Is Vampire Diaries Totally Ripping Off Twilight?

The source material for one is older than the other, so care to guess who's really ripping off whom?

By Leslie Gornstein Sep 12, 2009 1:03 PMTags
New Moon, Dakota Fanning, Vampire Diaries, Nina DobrevKimberly French/Summit Entertainment; Alan Markfield /The CW

I want to know how the CW can come out with a new show, The Vampire Diaries, that is such a blatant rip-off of Twilight? How can they get away with it?
—kLa, via the Answer B!tch inbox

Actually, if anyone has ripped off anybody in the whole overwrought melodrama high-school vampire genre, it's Stephenie Meyer. Her concept, whose freshness falls somewhere between a four-month-old cucumber and a shambling corpse, debuted in 2005. That's 14 years—years—after an author named L.J. Smith published the first in the Vampire Diaries series.

So will we see any lawsuits over this? Well...
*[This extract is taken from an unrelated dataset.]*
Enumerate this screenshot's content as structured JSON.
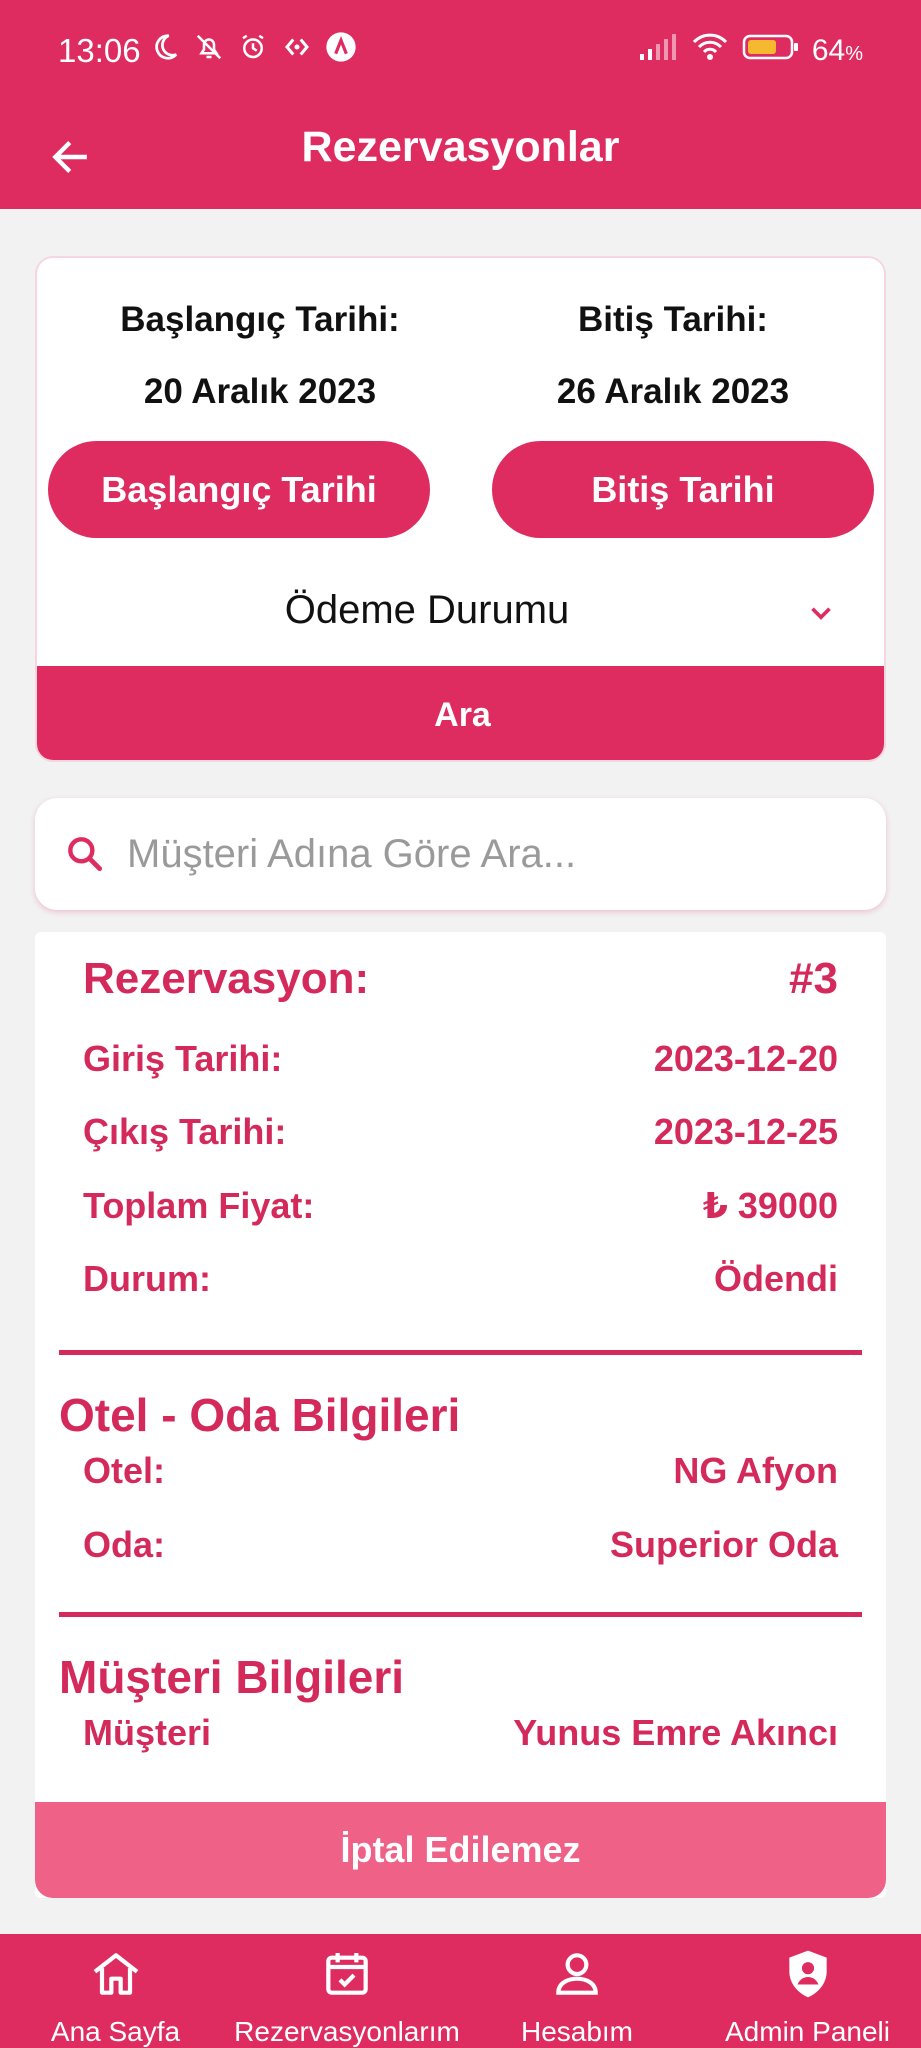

Not likely. First of all, given how long the Twilight series has been raking in the cash, Smith would have sued by now if she were feeling, well, bled dry. And even if she did want to sue, she probably wouldn't get very far, attorneys tell me.

Why?

First, when it comes to creative works, an idea can't be copyrighted, only the specific expression of the idea. In other words, small hobbitlike people aren't protected by copyright law, but Lord of the Rings sure is.

"The idea of a human girl who falls for a boy who is a vampire leans more toward idea than copyright," says attorney Jeff Glassman of the law firm Ervin Cohen & Jessup.

So a creative work has to share more than just a few similarities before a judge will even begin to suspect copycatting. To continue the hobbit analogy: I could write a story about little people in a long-gone era and no one would bother me.

But if I wrote about little people who live under hills, and who have elves and wizards for friends, and who team with said elves and wizards to go dump a mean piece of jewelry into a volcano, then you can bet that the Tolkien estate would eventually come calling.

"It could be that [one vampire story] only copied three or four elements of the other, but they are not the most key aspects of the story," explains Rami Yanni, a partner at the entertainment law firm Greenberg Glusker.

Indeed: Twilight takes place in Washington state, the other in Virginia. In Twilight, the boy takes the initiative, pressing suit with a doormat of a girl named Bella. In Vampire Diaries, the girl pursues the boy. And so on.

Exactly when a story crosses over from homage to clone is tricky, and it's usually determined in court, by a judge.

Another vampire-genre author, Jordan Scott, has in fact sued Meyer, accusing the Cullens creator of plagiarizing a book called Nocturne. Ah, vampire books. Can't get involved without at least a little bloodsucking.